Jun 02, 2022
The trend of sideways movements has begun to take over global markets for finance. Chart patterns that show top market players in the major sectors like technology and biotech are being cited by many as evidence to suggest that market trends are now over. But one sector that appears to be reversing this notion is the timber businesses worldwide. In this article, we review the chart and attempt to find out the best 3 Ways to Trade a Rise in Timber Stocks.
Weyerhaeuser is among the largest private landowners of timberlands and owns almost 13 million acres across the United States. Like the ETF previously mentioned, the RSI was recently moving into overbought territory and suggested that the current surge in momentum may begin to lose its vigor. Indeed, Monday's 2.06 percentage decline resulted in the RSI dropping below 70, which indicates that traders are watching for a continuation of the pullback. Many traders will be waiting for a buying opportunity close to one of the longer-term support levels.
One of the top holdings that the above shares in common is Weyerhaeuser. If you're not aware, Weyerhaeuser has been in business for over 100 years and is one of the biggest private landowners across the United States. If you look at the graph below, you will observe that the price has recently retreated from the 200-day moving mean, and the momentum that accompanies it is closing above a crucial trendline.
Although the earlier attempt to break the resistance of $36 was unsuccessful for a couple of hours of trading, this current breakout and subsequent test of the trendline indicates that this time this is the right move and could act as the catalyst for a sustained upward trend. Market participants will likely set their stops lower than the trendline ascending or the 200-day moving averages that are currently trading at $34.
In order to lessen their exposure to the 25 firms that make up the WOOD ETF, investors may want to consider purchasing PowerShares MSCI Global Timber Portfolio. CUT, like WOOD ETF, has a worldwide focus, but it consists of 73 holdings. In the same way that companies make decisions based on cost ratios, the most suitable allocation is determined by the specifics.
If you look at the chart, you will observe that the fund trades on a similar trendline as shown in this chart. Investors are likely to employ an identical strategy to the one previously mentioned. Based on their risk tolerance, the majority will be looking to protect their long-term positions by placing limits below trend lines or below the 200-day moving mean.
The RSI is among traders' most widely used tools to determine if assets are "overbought." The readings above 70 are the most well-known for determining the moment when momentum has waned and may be losing steam. Traders usually look for a drop below 70 in order to result in a decline. Therefore, some will sell and try to buy back when the price is at an even more profitable level.

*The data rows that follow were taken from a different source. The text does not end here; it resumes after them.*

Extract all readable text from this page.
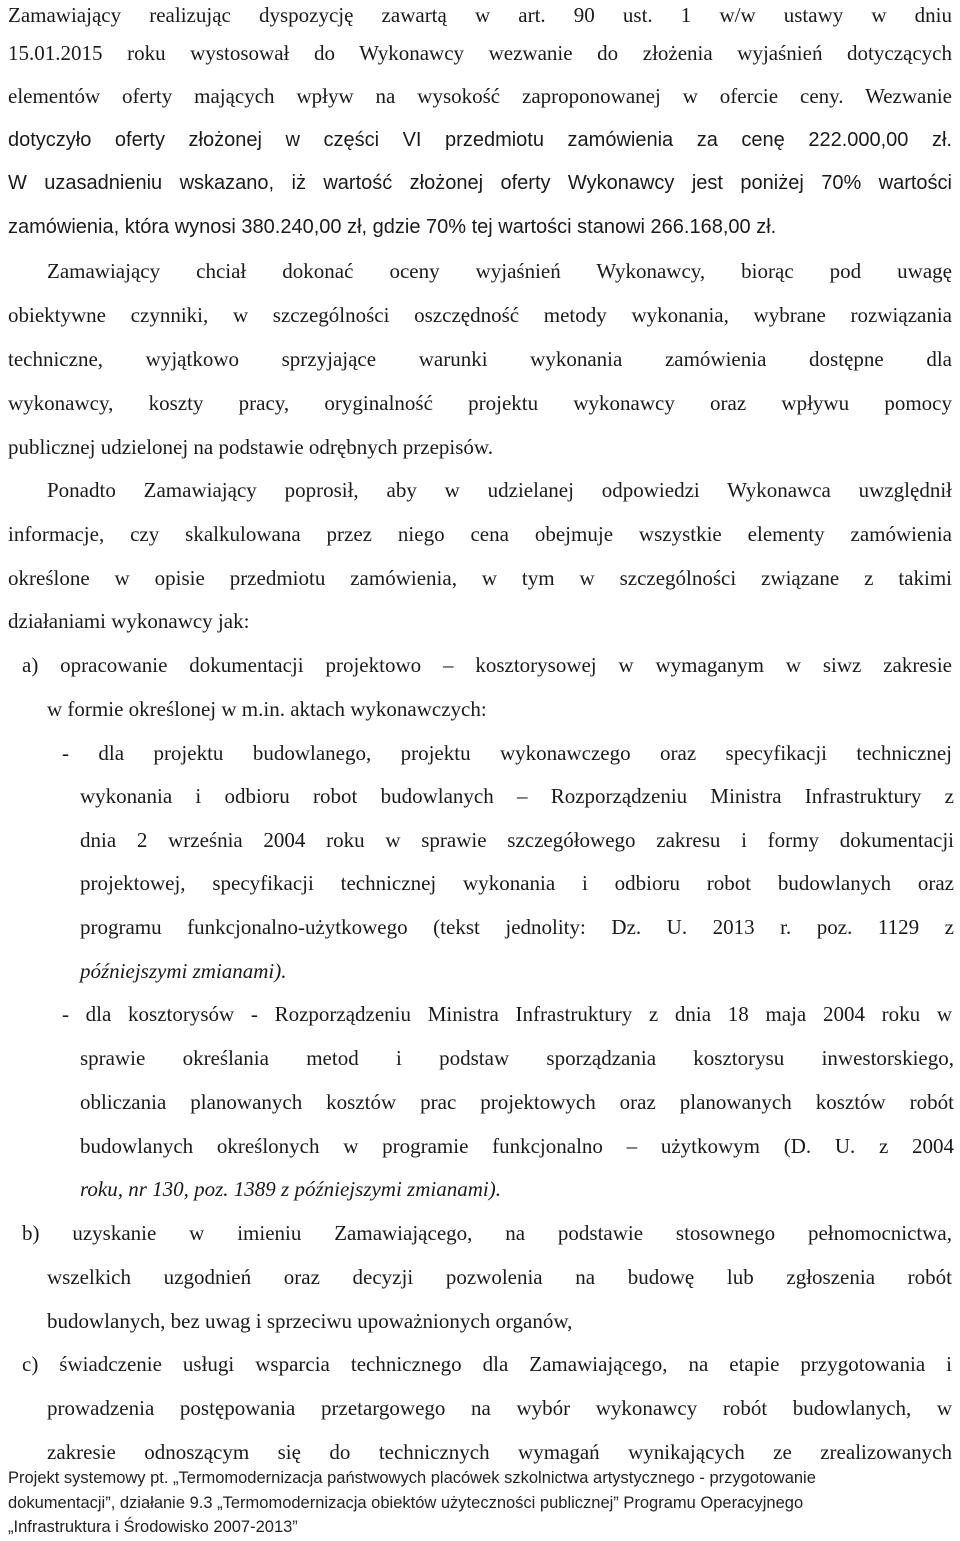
Zamawiający realizując dyspozycję zawartą w art. 90 ust. 1 w/w ustawy w dniu
15.01.2015 roku wystosował do Wykonawcy wezwanie do złożenia wyjaśnień dotyczących
elementów oferty mających wpływ na wysokość zaproponowanej w ofercie ceny. Wezwanie
dotyczyło oferty złożonej w części VI przedmiotu zamówienia za cenę 222.000,00 zł.
W uzasadnieniu wskazano, iż wartość złożonej oferty Wykonawcy jest poniżej 70% wartości
zamówienia, która wynosi 380.240,00 zł, gdzie 70% tej wartości stanowi 266.168,00 zł.
Zamawiający chciał dokonać oceny wyjaśnień Wykonawcy, biorąc pod uwagę
obiektywne czynniki, w szczególności oszczędność metody wykonania, wybrane rozwiązania
techniczne, wyjątkowo sprzyjające warunki wykonania zamówienia dostępne dla
wykonawcy, koszty pracy, oryginalność projektu wykonawcy oraz wpływu pomocy
publicznej udzielonej na podstawie odrębnych przepisów.
Ponadto Zamawiający poprosił, aby w udzielanej odpowiedzi Wykonawca uwzględnił
informacje, czy skalkulowana przez niego cena obejmuje wszystkie elementy zamówienia
określone w opisie przedmiotu zamówienia, w tym w szczególności związane z takimi
działaniami wykonawcy jak:
a) opracowanie dokumentacji projektowo – kosztorysowej w wymaganym w siwz zakresie
w formie określonej w m.in. aktach wykonawczych:
- dla projektu budowlanego, projektu wykonawczego oraz specyfikacji technicznej
wykonania i odbioru robot budowlanych – Rozporządzeniu Ministra Infrastruktury z
dnia 2 września 2004 roku w sprawie szczegółowego zakresu i formy dokumentacji
projektowej, specyfikacji technicznej wykonania i odbioru robot budowlanych oraz
programu funkcjonalno-użytkowego (tekst jednolity: Dz. U. 2013 r. poz. 1129 z
późniejszymi zmianami).
- dla kosztorysów - Rozporządzeniu Ministra Infrastruktury z dnia 18 maja 2004 roku w
sprawie określania metod i podstaw sporządzania kosztorysu inwestorskiego,
obliczania planowanych kosztów prac projektowych oraz planowanych kosztów robót
budowlanych określonych w programie funkcjonalno – użytkowym (D. U. z 2004
roku, nr 130, poz. 1389 z późniejszymi zmianami).
b) uzyskanie w imieniu Zamawiającego, na podstawie stosownego pełnomocnictwa,
wszelkich uzgodnień oraz decyzji pozwolenia na budowę lub zgłoszenia robót
budowlanych, bez uwag i sprzeciwu upoważnionych organów,
c) świadczenie usługi wsparcia technicznego dla Zamawiającego, na etapie przygotowania i
prowadzenia postępowania przetargowego na wybór wykonawcy robót budowlanych, w
zakresie odnoszącym się do technicznych wymagań wynikających ze zrealizowanych
Projekt systemowy pt. „Termomodernizacja państwowych placówek szkolnictwa artystycznego - przygotowanie
dokumentacji”, działanie 9.3 „Termomodernizacja obiektów użyteczności publicznej” Programu Operacyjnego
„Infrastruktura i Środowisko 2007-2013”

In this instance, traders are likely to watch for a possible pullback to the support provided by the 50-day moving mean and ascending trendline. These two levels have provided buy points of strategic importance over the last few years. Technical traders will expect this trend to remain unless prices reach many consecutive closes below $31.72.
The most frequently watched ETFs that trade on exchanges (ETFs) by investors who want to be exposed to the world's timber and forestry market is the iShares Global Timber and Forestry ETF. In particular, as the name implies, the fund includes companies from all over the globe who produce wood products, agriculture products, and paper and packaging items.
Fundamentally, the ETF has net assets above $550 million, with an annual expense of 0.51 percent. If you look at the chart, you will observe it is trading in line with an established trendline, and it has been consistent with each pullback attempt. This is the kind of behavior that active traders expect to see continue. Many traders are likely to seek to limit their losses by putting stops at or below $78.94 or the dotted trendline, based on their risk tolerance.
The forestry and timber industries are frequently overlooked due to their nature as businesses. But with the fluctuating trend that has been dominant in the stock market, this might be a good idea to focus your attention on the stability of soft commodities.